On the top signal path, UP and DOWN signals are ORed, inverted, delayed (by LOCKDELs), and sent to the data inputs of a master-slave latch (MSLC1). On the bottom signal path, UP and DOWN signals are ANDed and sent to the write inputs of the MSLC1. As shown in Fig. 3.18, ZIN is delayed by a small amount relative to ZOUT. The delay does not affect the MSLC1 output when the PLLs are in acquisition state due to the relatively large pulse widths of ZIN, but as the PLLs begin to lock, the widths of the ZIN pulses diminish and eventually become smaller than that of the fine delay inserted in the top path. At this point, ZIN would be presenting an opposite data to the data inputs of the MSLC1, resulting in the assertion of LOCK signal. Another MSLC1 gate has been added to clean up the quality of the LOCK signal.

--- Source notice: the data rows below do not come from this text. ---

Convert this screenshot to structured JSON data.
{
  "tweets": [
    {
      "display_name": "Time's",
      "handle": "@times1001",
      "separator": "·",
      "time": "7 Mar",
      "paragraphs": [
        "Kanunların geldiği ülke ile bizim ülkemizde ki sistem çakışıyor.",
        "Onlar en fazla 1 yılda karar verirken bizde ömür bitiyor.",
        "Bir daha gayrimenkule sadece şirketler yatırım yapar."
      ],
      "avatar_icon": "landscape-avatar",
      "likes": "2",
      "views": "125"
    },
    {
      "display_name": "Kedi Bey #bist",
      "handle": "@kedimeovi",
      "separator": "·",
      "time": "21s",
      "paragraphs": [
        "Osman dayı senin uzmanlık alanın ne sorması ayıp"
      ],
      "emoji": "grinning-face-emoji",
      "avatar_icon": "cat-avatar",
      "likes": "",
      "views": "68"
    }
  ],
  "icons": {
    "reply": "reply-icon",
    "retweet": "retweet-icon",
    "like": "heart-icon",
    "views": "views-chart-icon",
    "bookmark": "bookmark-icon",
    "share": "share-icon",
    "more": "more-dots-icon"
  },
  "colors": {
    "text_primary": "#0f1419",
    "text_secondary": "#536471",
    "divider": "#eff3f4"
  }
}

Fig. 3.18a. LOCK generation timing diagram
Fig. 3.18b. SPICE simulation of LOCK generation
Fig. 3.19. Lock sensor
Fig. 3.20. Overview of the deskewing process
Fig. 3.21. Inital skew of 110 ps
Fig. 3.22. Final skew
Fig. 3.23. The filter output behaviour in response to the activation of the limiting circuit
3.3. Overall circuit simulation results
Fig. 3.20 shows the overall behaviour of the two clock signals being deskewed with substantial initial skew. The zoomed up view of the simulation in Fig. 3.21 shows the initial skew of over 110 ps between the clock signals at two chips due to large mismatch in the clock distribution lengths. The same clock signals after the deskew circuit has responded shows a substantial reduction in the skew to less than 5 ps (Fig. 3.22).
In Fig. 3.23, the bouncing behaviour of the filter output due to the phase detector limiting circuit is shown. The initial change in the direction of the filter output is due to the forced improper lock by the simulation set up to test the limiting circuit.